Opt-in versioning (was: Re: Surprising semantics)
Brendan Eich
brendan at mozilla.org
Fri Jul 18 22:25:59 PDT 2008
On Jul 18, 2008, at 6:41 PM, Waldemar Horwat wrote:
> We've been down this road before, and the arguments you present
> have been hashed out over years. This approach doesn't work. Read
> the archives of the ES4 group.
Specifically, from the March 2008 meeting:
* ES3.1 and ES4 will both allow ‘function’ inside control flow
statements [directly inside an explicit block, not as the lone
unbraced consequent statement of an if, while, etc. /be], and it will
be hoisted to the top of the block and initialized on block entry (to
be compatible with how functions behave in ES3)
* For ES4, ‘const’ is also scoped to the block, it is not hoisted,
there is a read barrier, and it’s assign-once
* For ES4, ‘let’ behaves like ‘const’ except that it’s not assign-once
[end edited citation from the minutes. /be]
This was Waldemar's counter-proposal to cut the gordian knot of too
many declarative forms, some of which allow nonsense or wrongful
capture.

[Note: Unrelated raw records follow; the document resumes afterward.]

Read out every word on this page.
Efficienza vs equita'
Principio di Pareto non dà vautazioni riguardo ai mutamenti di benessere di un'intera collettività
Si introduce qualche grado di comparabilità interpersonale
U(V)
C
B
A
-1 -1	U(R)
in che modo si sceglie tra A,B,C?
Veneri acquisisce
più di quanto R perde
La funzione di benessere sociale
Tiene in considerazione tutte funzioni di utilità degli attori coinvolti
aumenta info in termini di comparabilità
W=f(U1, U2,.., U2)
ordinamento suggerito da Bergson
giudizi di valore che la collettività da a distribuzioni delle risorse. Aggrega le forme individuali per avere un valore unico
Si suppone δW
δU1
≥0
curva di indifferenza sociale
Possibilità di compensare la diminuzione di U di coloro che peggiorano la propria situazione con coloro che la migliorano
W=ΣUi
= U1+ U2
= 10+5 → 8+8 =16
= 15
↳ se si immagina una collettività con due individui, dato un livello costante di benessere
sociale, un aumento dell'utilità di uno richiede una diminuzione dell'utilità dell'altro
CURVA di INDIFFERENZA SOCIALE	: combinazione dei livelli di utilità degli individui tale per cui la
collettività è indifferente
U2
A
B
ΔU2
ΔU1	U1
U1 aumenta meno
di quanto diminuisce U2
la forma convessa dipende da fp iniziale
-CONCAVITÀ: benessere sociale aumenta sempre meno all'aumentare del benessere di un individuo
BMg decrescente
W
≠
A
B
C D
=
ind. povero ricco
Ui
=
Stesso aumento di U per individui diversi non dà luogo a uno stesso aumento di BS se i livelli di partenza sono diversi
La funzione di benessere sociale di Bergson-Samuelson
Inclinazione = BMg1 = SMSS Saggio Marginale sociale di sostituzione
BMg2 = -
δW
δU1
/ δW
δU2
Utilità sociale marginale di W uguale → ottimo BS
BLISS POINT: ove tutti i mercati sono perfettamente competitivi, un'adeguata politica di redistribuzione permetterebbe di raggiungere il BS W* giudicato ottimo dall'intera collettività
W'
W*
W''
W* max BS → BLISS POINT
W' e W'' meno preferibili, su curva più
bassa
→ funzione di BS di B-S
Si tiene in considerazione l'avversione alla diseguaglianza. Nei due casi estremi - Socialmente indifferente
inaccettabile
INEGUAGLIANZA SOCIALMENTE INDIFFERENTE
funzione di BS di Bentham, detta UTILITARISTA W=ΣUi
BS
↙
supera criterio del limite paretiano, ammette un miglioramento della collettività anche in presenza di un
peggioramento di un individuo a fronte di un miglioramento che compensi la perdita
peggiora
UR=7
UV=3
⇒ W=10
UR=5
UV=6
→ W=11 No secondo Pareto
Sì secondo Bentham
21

It's good, but it is also not compatible with the current
browsers' intersection semantics for functions in blocks.
This change requires opt-in versioning, which can be done based on
page-specified MIME types, following RFC 4329 and HTML 5 and real-
world browser implementations. Note that script content typing
depends on in-page type specification -- not on server MIME type to
suffix mappings.
For overconstrained problems created by different implementations
operating within the rules of ES3 Chapter 16, there's no credible way
forward other than opt-in versioning. That's what ES4 proposes. It is
required for any block-scoped function, and even for const, since you
can't get const past IE.
When this last came up, the suggestion as I understood it was for IE
to be handled via scripted user-agent sniffing, presumably
controlling document.write or DOM creation of script src= loading the
const-ful or const-less code (or possibly eval, but eval does not
scale). This is opt-in versioning by another name (the page author
still has to opt and control script src, if not script type), and
it's a bad idea to boot. User agent string contents are hard enough
to parse, and overloaded for too many content-negotiation purposes
already.
My hope in this follow-up is twofold:
* To highlight the need for opt-in versioning to clean up and evolve
the language beyond certain points where it otherwise gets stuck.
* To point out that script content type depends on in-page type
selection mechanism, relieving the worry that was expressed recently
during an ES3.1 conference call about server file-suffix-to-MIME-type
mis-configuration.
There are other possible ways to select version, including "use
version N" pragma-strings. We haven't talked much about these, but
they can be considered if their effects can be committed before the
rest of the source following such a pragma is parsed. In light of all
the possible ways before us, and the precedent in Mozilla for JS
script types, the conclusion that opt-in versioning is infeasible or
impractical needs to be demonstrated, not assumed.